Now you can convert this to the ABCD matrix for the same device in shunt configuration

$$\begin{bmatrix} A' & B' \\ C' & D' \end{bmatrix} = \begin{bmatrix} 1 & 0 \\ Y & 1 \end{bmatrix}.$$

using \$Y=\frac{1}{Z}\$

$$\begin{bmatrix} A' & B' \\ C' & D' \end{bmatrix} = \begin{bmatrix} 1 & 0 \\ 0.0002956-j0.0004392 & 1 \end{bmatrix}.$$

Note: This result (\$Y=0.0002956-j0.0004392\$) is pretty far from the value for an ideal 120 nH inductor, which would have \$Y=-0.0133j\$. I'm not sure exactly what causes the discrepancy, given the charts in the component datasheet indicate this inductor should be well below resonance at 100 MHz.

Solution: You don't seem to be using the right data for the 120 nH part.

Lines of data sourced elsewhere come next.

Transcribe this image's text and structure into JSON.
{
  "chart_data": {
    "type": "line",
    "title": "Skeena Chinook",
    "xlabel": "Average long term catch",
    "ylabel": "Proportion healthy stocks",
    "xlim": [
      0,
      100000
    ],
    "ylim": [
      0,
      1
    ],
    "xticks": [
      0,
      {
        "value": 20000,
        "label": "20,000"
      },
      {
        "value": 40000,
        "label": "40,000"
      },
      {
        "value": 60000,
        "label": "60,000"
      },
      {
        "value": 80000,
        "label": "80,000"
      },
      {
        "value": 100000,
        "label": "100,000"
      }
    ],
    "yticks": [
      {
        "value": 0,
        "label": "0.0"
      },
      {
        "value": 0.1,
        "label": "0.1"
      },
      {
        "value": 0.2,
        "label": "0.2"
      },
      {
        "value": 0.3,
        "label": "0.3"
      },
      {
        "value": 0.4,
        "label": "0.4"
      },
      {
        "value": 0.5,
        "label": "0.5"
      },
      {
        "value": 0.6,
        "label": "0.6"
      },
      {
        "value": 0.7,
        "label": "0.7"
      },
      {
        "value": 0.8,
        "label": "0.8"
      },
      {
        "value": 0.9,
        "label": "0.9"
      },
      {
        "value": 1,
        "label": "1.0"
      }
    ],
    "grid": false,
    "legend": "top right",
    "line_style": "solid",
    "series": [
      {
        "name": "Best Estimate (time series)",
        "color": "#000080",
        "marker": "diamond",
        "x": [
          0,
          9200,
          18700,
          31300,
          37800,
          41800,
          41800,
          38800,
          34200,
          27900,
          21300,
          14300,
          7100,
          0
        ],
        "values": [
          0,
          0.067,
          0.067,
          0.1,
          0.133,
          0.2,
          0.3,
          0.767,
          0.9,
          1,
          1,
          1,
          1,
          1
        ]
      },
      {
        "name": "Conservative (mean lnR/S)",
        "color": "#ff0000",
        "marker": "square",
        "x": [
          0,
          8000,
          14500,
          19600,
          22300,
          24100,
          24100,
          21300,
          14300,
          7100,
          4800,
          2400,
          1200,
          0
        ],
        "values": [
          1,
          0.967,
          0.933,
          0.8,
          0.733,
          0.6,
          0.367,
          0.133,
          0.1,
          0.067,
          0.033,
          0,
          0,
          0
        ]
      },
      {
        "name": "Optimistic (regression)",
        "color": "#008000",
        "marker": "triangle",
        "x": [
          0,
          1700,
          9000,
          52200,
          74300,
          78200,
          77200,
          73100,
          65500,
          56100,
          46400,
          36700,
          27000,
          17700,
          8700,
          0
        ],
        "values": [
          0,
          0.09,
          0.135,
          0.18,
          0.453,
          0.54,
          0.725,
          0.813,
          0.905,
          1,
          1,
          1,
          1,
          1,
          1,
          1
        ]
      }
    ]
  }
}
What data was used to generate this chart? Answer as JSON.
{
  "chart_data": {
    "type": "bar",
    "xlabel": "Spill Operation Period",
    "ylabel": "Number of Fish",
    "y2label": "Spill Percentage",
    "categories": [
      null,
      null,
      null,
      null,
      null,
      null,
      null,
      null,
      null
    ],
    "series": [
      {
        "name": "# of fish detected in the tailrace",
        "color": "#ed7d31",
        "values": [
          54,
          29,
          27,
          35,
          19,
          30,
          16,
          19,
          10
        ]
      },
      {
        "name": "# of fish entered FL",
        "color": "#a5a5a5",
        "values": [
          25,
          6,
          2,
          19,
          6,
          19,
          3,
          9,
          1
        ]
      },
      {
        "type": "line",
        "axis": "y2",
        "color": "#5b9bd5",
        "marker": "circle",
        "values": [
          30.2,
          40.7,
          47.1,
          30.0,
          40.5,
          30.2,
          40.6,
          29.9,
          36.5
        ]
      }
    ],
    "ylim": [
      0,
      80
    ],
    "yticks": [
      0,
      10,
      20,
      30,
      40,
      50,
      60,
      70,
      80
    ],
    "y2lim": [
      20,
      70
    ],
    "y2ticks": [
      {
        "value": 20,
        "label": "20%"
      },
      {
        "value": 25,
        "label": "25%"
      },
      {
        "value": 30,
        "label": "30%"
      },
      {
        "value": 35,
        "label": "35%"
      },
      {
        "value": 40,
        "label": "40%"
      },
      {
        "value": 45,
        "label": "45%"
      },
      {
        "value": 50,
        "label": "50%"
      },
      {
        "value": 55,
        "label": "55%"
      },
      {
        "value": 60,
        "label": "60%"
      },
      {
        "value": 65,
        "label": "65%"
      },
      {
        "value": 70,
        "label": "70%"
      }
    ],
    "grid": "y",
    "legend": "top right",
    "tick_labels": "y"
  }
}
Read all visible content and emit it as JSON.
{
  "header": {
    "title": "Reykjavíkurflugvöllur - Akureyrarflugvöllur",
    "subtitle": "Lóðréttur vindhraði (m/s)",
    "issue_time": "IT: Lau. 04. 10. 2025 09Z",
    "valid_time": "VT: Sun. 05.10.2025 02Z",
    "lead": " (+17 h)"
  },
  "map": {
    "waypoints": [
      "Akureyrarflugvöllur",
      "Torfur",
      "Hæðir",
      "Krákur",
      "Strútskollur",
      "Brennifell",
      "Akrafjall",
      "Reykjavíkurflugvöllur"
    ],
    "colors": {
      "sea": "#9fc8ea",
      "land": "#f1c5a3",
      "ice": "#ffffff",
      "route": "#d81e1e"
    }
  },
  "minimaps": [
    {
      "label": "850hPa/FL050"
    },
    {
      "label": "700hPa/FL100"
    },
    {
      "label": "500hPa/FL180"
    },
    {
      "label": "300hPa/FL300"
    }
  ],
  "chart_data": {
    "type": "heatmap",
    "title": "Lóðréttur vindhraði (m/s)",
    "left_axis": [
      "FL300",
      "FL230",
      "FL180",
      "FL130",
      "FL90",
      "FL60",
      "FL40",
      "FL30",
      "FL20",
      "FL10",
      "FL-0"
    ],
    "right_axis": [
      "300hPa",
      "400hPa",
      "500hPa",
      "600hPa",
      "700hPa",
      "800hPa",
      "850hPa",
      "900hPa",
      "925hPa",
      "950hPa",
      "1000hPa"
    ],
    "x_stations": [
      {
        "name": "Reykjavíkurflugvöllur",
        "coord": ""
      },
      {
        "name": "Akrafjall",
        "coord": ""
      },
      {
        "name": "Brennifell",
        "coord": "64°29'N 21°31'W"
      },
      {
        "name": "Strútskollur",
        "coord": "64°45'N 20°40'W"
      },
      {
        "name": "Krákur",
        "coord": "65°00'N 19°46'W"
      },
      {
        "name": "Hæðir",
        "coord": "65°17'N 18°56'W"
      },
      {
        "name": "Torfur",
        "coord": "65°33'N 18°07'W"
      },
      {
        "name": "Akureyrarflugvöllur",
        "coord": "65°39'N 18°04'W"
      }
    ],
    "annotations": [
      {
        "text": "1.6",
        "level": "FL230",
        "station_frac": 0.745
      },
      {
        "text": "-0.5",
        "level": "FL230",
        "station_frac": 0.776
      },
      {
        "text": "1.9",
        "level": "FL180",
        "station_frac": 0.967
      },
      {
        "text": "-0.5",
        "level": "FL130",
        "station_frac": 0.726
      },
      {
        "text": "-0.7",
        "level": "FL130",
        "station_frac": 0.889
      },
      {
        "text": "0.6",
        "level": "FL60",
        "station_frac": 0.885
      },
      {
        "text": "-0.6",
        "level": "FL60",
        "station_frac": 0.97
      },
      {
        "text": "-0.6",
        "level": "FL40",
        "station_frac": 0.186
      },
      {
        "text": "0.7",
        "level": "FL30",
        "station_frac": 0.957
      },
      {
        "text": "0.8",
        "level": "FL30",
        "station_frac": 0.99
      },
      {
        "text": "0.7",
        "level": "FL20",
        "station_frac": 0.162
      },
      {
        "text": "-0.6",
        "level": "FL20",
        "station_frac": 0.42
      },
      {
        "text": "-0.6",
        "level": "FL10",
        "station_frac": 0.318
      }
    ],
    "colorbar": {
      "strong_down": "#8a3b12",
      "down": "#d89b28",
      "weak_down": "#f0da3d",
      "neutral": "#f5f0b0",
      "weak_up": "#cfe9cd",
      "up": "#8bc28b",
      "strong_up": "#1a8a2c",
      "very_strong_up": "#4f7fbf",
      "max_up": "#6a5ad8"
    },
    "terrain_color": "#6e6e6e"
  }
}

If I look at the vendor provided S2P file for the 120 nH part, for 100.93 MHz it gives $$S = \begin{bmatrix} 0.3767+j0.4523 & 0.6233-j0.4523 \\ 0.6233-j0.4523 & 0.3767+j0.4523 \end{bmatrix}$$ and if I calculate from these values I get \$Z\approx 76.3\ \Omega\$, which is pretty close to the \$75.4\ \Omega\$ we'd expect for an ideal 120 nH inductor at 100 MHz.